|NATO Approves Changes to KFOR and SFOR|
NATO Approves Changes to KFOR and SFOR
Source: NATO Press Release (2002)064. Brussels, Belgium, May 10, 2002.
NATO is adapting its military presence in the Balkans to reflect the improving security environment in the region. NATO's North Atlantic Council, after full consultation with the Stabilisation Force (SFOR) and Kosovo Force (KFOR) contributing nations, today approved a series of changes to the NATO-led SFOR and KFOR missions in Bosnia-Herzegovina and Kosovo which will introduce amore regional approach, increasing efficiency and allowing reductions in force numbers.
NATO's commitment to the security of the region remains as firm as ever. These changes reflect the success of International Community efforts, and those of political leaders in the region, which have led to a great improvement in the security situation in the Balkans. They are also the result of NATO’s continuing efforts to adapt its presence to best meet current requirements. In particular these changes will allow NATO forces to better contribute to International Community efforts to address regional issues such as refugee flows, border security, rule of law and extremism across all operational areas.
The changes follow recommendations from the Spring 2002 Six-Month Review by the NATO Military Authorities, aimed at taking a more regional approach to SFOR and KFOR operations. Since the first deployment of SFOR and KFOR, the security environment in the Joint Operations Area has improved considerably and the NATO-led missions have been crucial to the region's increasing stability.
In light of the evolving security environment it is now appropriate to create lighter, more mobile and flexible forces, that will not only be more cost effective, but will also be able to meet current challenges effectively.
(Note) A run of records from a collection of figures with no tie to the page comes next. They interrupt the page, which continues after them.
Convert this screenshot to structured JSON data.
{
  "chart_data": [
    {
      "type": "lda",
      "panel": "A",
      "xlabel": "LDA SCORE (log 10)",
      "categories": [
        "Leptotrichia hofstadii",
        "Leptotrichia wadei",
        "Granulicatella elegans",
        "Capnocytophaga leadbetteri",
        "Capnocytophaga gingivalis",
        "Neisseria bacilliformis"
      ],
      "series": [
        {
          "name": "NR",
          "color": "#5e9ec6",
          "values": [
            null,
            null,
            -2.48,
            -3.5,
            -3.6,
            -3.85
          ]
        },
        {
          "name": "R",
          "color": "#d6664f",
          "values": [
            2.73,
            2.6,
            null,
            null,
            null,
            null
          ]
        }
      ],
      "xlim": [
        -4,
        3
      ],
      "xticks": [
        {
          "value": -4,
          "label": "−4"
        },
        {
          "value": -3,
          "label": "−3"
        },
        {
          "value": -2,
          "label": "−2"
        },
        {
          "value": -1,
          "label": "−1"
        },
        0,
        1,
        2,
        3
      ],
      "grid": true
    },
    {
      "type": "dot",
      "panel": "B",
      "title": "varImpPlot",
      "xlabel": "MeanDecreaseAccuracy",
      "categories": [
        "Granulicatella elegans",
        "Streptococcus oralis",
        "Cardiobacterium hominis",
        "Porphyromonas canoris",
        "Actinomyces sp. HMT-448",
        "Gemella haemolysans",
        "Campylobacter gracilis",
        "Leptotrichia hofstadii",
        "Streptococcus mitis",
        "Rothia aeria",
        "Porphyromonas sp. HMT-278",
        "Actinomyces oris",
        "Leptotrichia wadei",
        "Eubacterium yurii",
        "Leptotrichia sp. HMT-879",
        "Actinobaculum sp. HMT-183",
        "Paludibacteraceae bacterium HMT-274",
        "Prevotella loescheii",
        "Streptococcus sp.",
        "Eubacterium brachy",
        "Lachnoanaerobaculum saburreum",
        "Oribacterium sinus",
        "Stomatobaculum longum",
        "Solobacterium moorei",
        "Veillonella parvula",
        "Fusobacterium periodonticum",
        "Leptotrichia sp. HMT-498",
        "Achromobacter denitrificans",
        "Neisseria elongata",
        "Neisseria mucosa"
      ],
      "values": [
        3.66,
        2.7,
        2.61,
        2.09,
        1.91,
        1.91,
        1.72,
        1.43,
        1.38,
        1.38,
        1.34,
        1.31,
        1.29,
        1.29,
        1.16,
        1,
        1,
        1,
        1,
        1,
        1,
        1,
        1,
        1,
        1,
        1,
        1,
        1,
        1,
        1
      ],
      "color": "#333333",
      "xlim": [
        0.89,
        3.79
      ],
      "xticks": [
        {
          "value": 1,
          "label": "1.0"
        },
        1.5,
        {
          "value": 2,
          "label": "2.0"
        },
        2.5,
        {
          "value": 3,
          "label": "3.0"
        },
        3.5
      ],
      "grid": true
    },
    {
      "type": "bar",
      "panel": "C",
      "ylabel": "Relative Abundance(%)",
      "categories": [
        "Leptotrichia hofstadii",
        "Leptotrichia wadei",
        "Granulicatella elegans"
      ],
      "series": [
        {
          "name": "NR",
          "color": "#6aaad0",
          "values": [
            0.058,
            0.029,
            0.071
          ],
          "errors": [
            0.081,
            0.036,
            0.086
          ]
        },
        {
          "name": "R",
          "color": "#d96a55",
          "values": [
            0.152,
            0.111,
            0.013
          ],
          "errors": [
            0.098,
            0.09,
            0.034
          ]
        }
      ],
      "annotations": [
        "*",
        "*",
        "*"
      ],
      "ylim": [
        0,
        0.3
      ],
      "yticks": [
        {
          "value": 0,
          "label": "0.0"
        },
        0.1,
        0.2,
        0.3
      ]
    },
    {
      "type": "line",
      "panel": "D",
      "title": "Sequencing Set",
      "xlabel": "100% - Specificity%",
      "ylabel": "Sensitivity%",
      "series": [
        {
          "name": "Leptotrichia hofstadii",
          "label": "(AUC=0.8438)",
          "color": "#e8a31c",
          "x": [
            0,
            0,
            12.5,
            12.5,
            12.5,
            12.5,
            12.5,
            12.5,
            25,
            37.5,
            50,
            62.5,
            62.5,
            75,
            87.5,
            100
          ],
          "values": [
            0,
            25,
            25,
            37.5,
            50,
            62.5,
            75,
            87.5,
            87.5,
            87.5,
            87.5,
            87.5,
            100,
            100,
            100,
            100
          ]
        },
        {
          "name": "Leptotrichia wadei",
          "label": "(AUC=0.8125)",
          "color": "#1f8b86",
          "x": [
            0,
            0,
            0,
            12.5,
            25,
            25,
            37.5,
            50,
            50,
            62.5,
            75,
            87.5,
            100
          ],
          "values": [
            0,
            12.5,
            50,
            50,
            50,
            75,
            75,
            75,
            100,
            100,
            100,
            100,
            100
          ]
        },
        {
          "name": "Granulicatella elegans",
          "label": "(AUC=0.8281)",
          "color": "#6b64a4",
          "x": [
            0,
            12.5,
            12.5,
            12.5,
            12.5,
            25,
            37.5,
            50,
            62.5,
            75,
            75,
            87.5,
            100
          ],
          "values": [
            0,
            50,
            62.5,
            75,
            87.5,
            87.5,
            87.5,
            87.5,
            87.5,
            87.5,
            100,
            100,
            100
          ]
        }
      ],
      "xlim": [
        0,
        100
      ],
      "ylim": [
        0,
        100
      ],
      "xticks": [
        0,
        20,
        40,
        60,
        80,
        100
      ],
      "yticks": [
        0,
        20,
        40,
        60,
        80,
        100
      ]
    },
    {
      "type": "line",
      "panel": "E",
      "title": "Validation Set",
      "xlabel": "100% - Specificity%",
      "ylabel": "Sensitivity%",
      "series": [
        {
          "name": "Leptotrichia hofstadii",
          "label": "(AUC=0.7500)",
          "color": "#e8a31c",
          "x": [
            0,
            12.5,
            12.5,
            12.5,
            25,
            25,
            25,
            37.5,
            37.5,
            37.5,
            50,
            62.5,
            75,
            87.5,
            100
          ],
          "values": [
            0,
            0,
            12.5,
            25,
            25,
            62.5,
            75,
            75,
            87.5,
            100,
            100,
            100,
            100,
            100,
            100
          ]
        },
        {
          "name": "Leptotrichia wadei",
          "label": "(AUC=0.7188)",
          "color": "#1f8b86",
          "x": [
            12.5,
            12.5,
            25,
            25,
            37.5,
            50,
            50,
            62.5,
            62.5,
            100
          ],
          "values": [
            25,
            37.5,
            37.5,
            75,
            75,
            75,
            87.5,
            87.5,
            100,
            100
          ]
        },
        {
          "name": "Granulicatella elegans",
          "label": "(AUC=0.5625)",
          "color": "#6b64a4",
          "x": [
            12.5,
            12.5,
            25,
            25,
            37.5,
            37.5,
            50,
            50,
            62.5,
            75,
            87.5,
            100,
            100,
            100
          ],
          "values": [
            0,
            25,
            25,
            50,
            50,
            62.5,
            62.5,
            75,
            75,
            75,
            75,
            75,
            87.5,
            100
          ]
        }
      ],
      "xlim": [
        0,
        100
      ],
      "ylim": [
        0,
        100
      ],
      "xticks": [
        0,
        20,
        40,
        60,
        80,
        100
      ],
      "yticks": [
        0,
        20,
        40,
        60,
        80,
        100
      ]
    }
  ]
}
As a part of this process the NATO Military Authorities will develop areserve force concept to complement the Alliance's in place force posture. These changes will be implemented over the next 12 months and should be completed by mid-2003.
Although NATO is adopting a more regional approach where appropriate, it is important to realise that each operational area has its own unique qualities and security needs. Thus, distinct mandates for each of NATO’s missions will remain, with their specific tasks and objectives. At the same time, the new structures will enable SFOR and KFOR to meet remaining challenges more effectively and efficiently, especially at a regional level.
SFOR in Bosnia and Herzegovina will be reduced from 19000 troops to approximately 12000 by the end of 2002. KFOR in Kosovo will reduce the number of brigade headquarters, with the current troop level of 38000 cut by 4800. NATO and its allies in SFOR and KFOR remain committed to fulfilling their responsibilities to contribute to the maintenance of security and stability in the Balkans.
The relationships we have established with other international organisations in the region also remain vital to the work of SFOR and KFOR. We will continue to work closely with these organisations to achieve our shared objectives of peace, stability, prosperity and respect for human rights.
Commenting on the changes, NATO's Secretary General, Lord Robertson, said, "These changes will help us build on success. Since we first sent forces to the Balkans much has changed and improved, and we are changing with them. What hasn't changed though is our determination to work with the people of the region to build peace and prosperity together. Make no mistake these forces will still be robust enough, tough enough and flexible enough to maintain a safe and secure environment".